“I have a locker!”
You forget what’s important when you’re ten.
TW and I went to the parents’ open house at The Boy’s school. Now that he’s in fifth grade, he’s in a new building that unites the kids from the various elementary schools in the district. And yes, he gets a locker.
The principal greeted the parents, if you want to call his mumble a greeting. Honestly, one of the first principles of public speaking is “try to at least pretend to care.” His entire affect conveyed that he’d rather be almost anywhere else. This did not inspire confidence. The only time he seemed to engage was when he mentioned where parents should park.
The library made me sad. TB later reported that his class took a trip there, and he was disappointed in its selection. Luckily we have a good public library in town, and I’ve lent TB my kindle before. At the rate he blasts through books, electronic delivery may be our only hope of keeping up.
(I recently got him a subscription to Science Illustrated. If you have a smart/nerdy kid in the 9-12 range, it’s worth checking out. Great photos are the hook, but the stories hold his interest. He informed us the other day that our in-house wifi may be the reason that some of our plants look droopy. Who knew?)
If you really want to get depressed sometime -- say, you have some excess joie de vivre that you need to drain before some sort of somber occasion -- listen to a school nurse address parents. You will be amazed at some of the things that apparently need to be said.
But then we got to the classroom, and my faith was restored.
His class is smallish -- about twenty students -- and it has a teacher, a teacher’s aide, and a few drop-in specialists. It lacks air conditioning, so the only comfort was a rotating fan the PTO bought for it a few years ago. (The parents -- 16 women and 4 men, by my count -- struggled valiantly to be comfortable on the ridiculous furniture.) But the room is decent, the size is good, the teacher is clearly engaged, and the curriculum is ambitious.
Even there, though, parental involvement is key. TB brought home a math worksheet a few days ago on which he had a slew of red x’s. He had misunderstood “borrowing.” But the red x’s didn’t help him understand it; they just indicated that he had done something wrong. I had him work through a couple of problems in front of me, narrating each step as he did it; the error became obvious quickly, and we were able to fix it. It would have been wonderful if his teacher had been able to do that, but she couldn’t. There was too much to get through.
His teacher repeatedly mentioned the statewide standardized test to which she has to teach. It’s our state’s manifestation of No Child Left Behind, and it leaves relatively little time to linger over misunderstandings. Let me make one change, and this would be it. (Air conditioning would be a close second.) As an old professor of mine used to say, there’s a choice to be made in teaching: you can cover, or you can uncover. Uncovering takes time, and requires patience, but it can lead to actual understanding. Getting through the topics on the exam requires covering. Do too much of that, though, and the kids get bored and tune out.

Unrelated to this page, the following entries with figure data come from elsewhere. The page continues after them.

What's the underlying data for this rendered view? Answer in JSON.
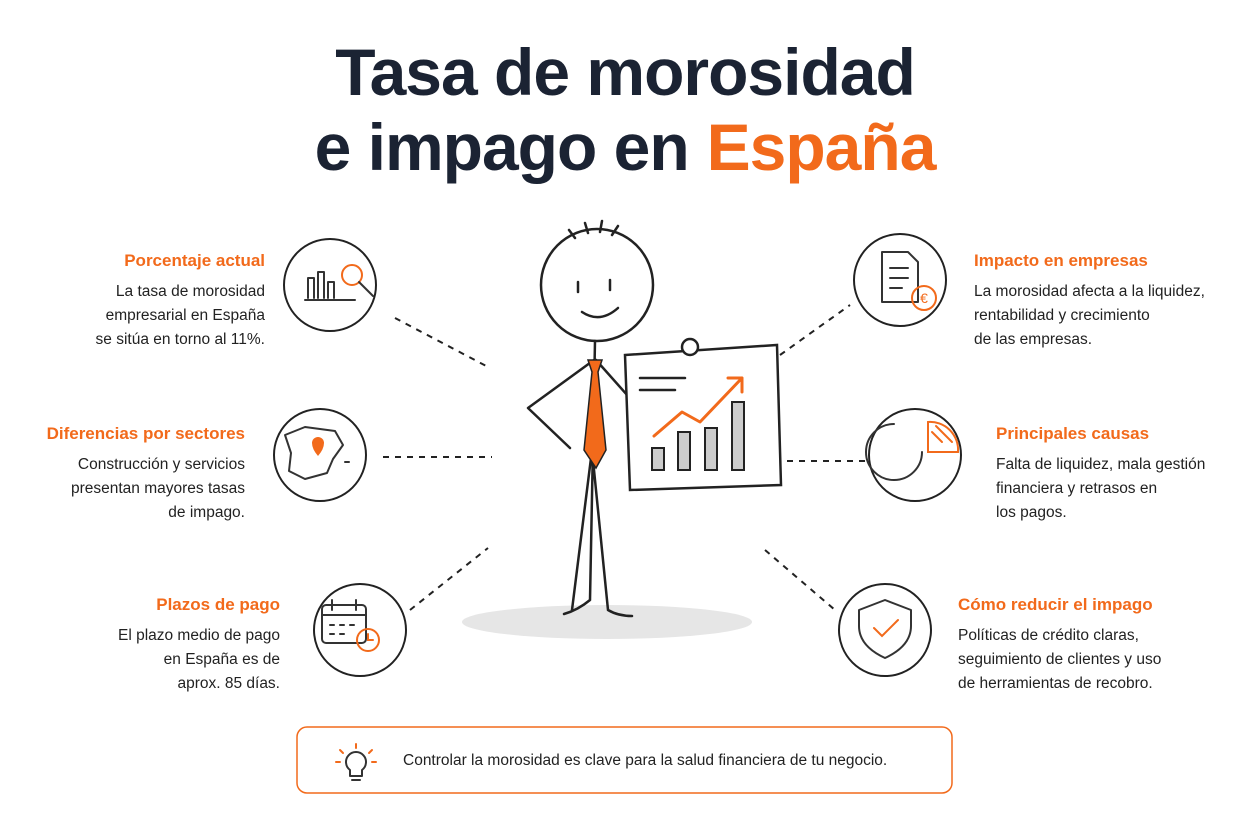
{
  "title": {
    "line1": "Tasa de morosidad",
    "line2": "e impago en",
    "highlight": "España"
  },
  "items": [
    {
      "heading": "Porcentaje actual",
      "lines": [
        "La tasa de morosidad",
        "empresarial en España",
        "se sitúa en torno al 11%."
      ]
    },
    {
      "heading": "Diferencias por sectores",
      "lines": [
        "Construcción y servicios",
        "presentan mayores tasas",
        "de impago."
      ]
    },
    {
      "heading": "Plazos de pago",
      "lines": [
        "El plazo medio de pago",
        "en España es de",
        "aprox. 85 días."
      ]
    },
    {
      "heading": "Impacto en empresas",
      "lines": [
        "La morosidad afecta a la liquidez,",
        "rentabilidad y crecimiento",
        "de las empresas."
      ]
    },
    {
      "heading": "Principales causas",
      "lines": [
        "Falta de liquidez, mala gestión",
        "financiera y retrasos en",
        "los pagos."
      ]
    },
    {
      "heading": "Cómo reducir el impago",
      "lines": [
        "Políticas de crédito claras,",
        "seguimiento de clientes y uso",
        "de herramientas de recobro."
      ]
    }
  ],
  "footer": "Controlar la morosidad es clave para la salud financiera de tu negocio."
}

It looks like the burden to fill in the gaps will fall largely on the parents. We’ll do what we can with TB -- luckily for us, he’s a smart kid -- but I worry about the kids whose parents aren’t as focused on education. If school is all they get, and school is designed around a multiple-choice test, they really aren’t getting much at all.
The social scene is evolving. Kids aren’t pairing off yet, but TB informs me that boys and girls are “checking each other out for junior high.” Apparently at this point it’s mostly about who sits with whom on the bus, though I’m sure it will quickly become more complicated. TB has a couple of favorites, but he doesn’t seem too worked up about it. That seems about right to me. Take your time, kid...
And we got notice that it’s time to pick instruments for the school band. Someday I want someone to explain to me why the options offered are so anachronistic. You can choose trombone, but not guitar; clarinet, but not piano. If we were even halfway serious about the benefits of music...
And don’t even get me started on why we wait until language acquisition is more difficult before starting to teach Spanish. If we really meant it, we’d start in kindergarten.
This is a pretty good public district in a state known for relatively strong public schools. It’s fifth grade, and I’m already seeing holes. We’ll do our darndest with TB, but suddenly the whole “so many students need remediation” thing is starting to make sense. In the meantime, TB is enjoying his locker.